Dipa Nusantara Aidit atau DN Aidit, sial betul. Kedatangannya ke Solo tidak bermaksud untuk ngumpet dalam jangka waktu yang panjang. Pemimpin tertinggi Partai Komunis Indonesia ini diduga kuat hanya transit sebelum mencari tempat yang tepat.
***
“Malam itu pukul 02.00 mobil-mobil tentara berseliweran,” kata Suprapto (70), warga Kampung Sambeng, Kelurahan Mangkubumen, Kecamatan Banjarsari, Solo mengingat kejadian 22 November 1965. Prapto, saat kejadian masih berusia sekitar 13 tahun. Rumahnya hanya berjarak satu petak pekarangan dengan rumah tempat persembunyian DN Aidit.
Malam itu, Kampung Sambeng bisa dibilang mencekam, warga di Sambeng tidak tahu jika rumah tersebut menjadi tempat persembunyian buronan paling dicari di Indonesia saat itu, Ketua PKI DN Aidit. Tentara dari Brigade Infanteri IV Kostrad, pimpinan Kolonel Jasir Hadibroto mengepung rumah tersebut.

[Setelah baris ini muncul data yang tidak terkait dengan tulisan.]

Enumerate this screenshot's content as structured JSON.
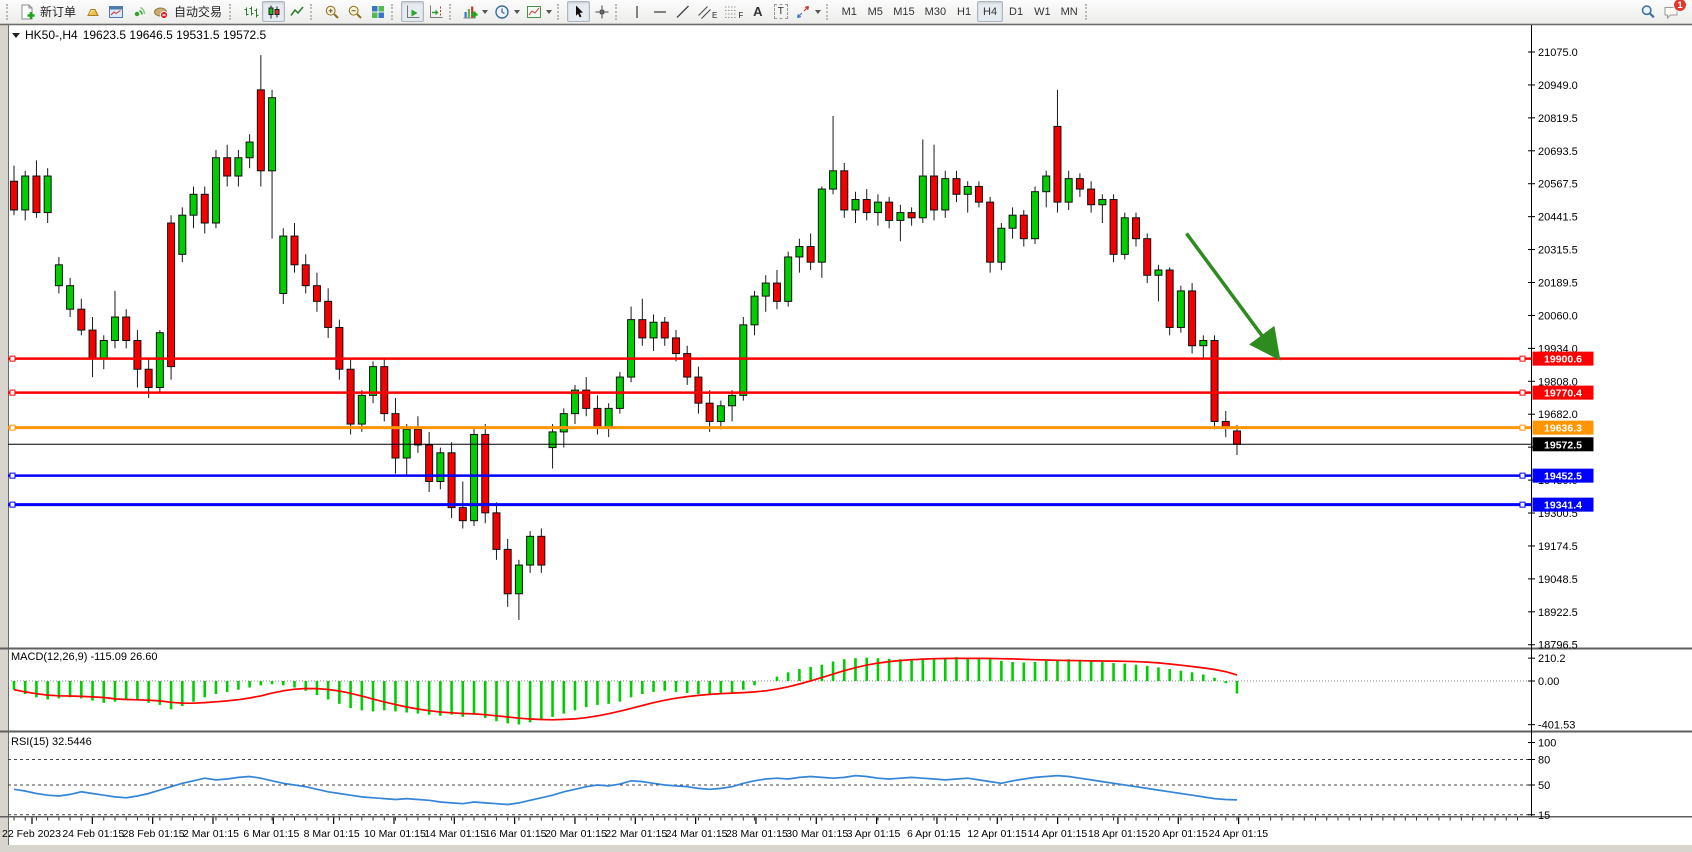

Usai menangkap DN Aidit, malam itu seluruh lelaki dewasa di Kampung Sambeng dikumpulkan. Dibawa oleh tentara ke suatu tempat.
”Semua laki-laki dibawa ke Baluwarti, markasnya tentara di sana. Saya nggak dibawa karena saat itu saya dianggap masih kecil, wong saya masih SR (sekolah rakyat). Bapak saya ikut dibawa,” kata Prapto.
Semua laki-laki dewasa itu dibawa untuk diinterogasi. Sebagian dipulangkan, sebagian lagi tidak kembali. “Karena nggak salah apa-apa dan nggak ada kaitannya, bapak saya terus dipulangkan,” katanya.
Disembunyikan warga bernama Kasim
Keluarga Prapto dan Warga Sambeng hanya tahu bahwa rumah tersebut dikontrak dan dihuni oleh orang yang bernama Kasim. Penghuni itu dikenal keluarga dan tetangganya sebagai pegawai bea cukai.
Setelah peristiwa itu, Kasim pun tidak pernah terlihat kembali ke kampung Sambeng. ”Nggak pernah kembali. Dia kan ngontrak di situ awalnya, setelah ditangkap dia nggak pernah kembali lagi. Istri dan ketiga anaknya juga nggak kembali. Nggak tahu, kemananya mereka (setelah peristiwa penangkapan) saya nggak tahu,” katanya.
Warga pun tak pernah menyangka jika rumah tersebut ditinggali oleh DN Aidit. Sebab selama ini Kasim pun terlihat sebagai tetangga yang baik. Bahkan warga tidak tahu jika ada tamu yang tinggal di rumah Kasim.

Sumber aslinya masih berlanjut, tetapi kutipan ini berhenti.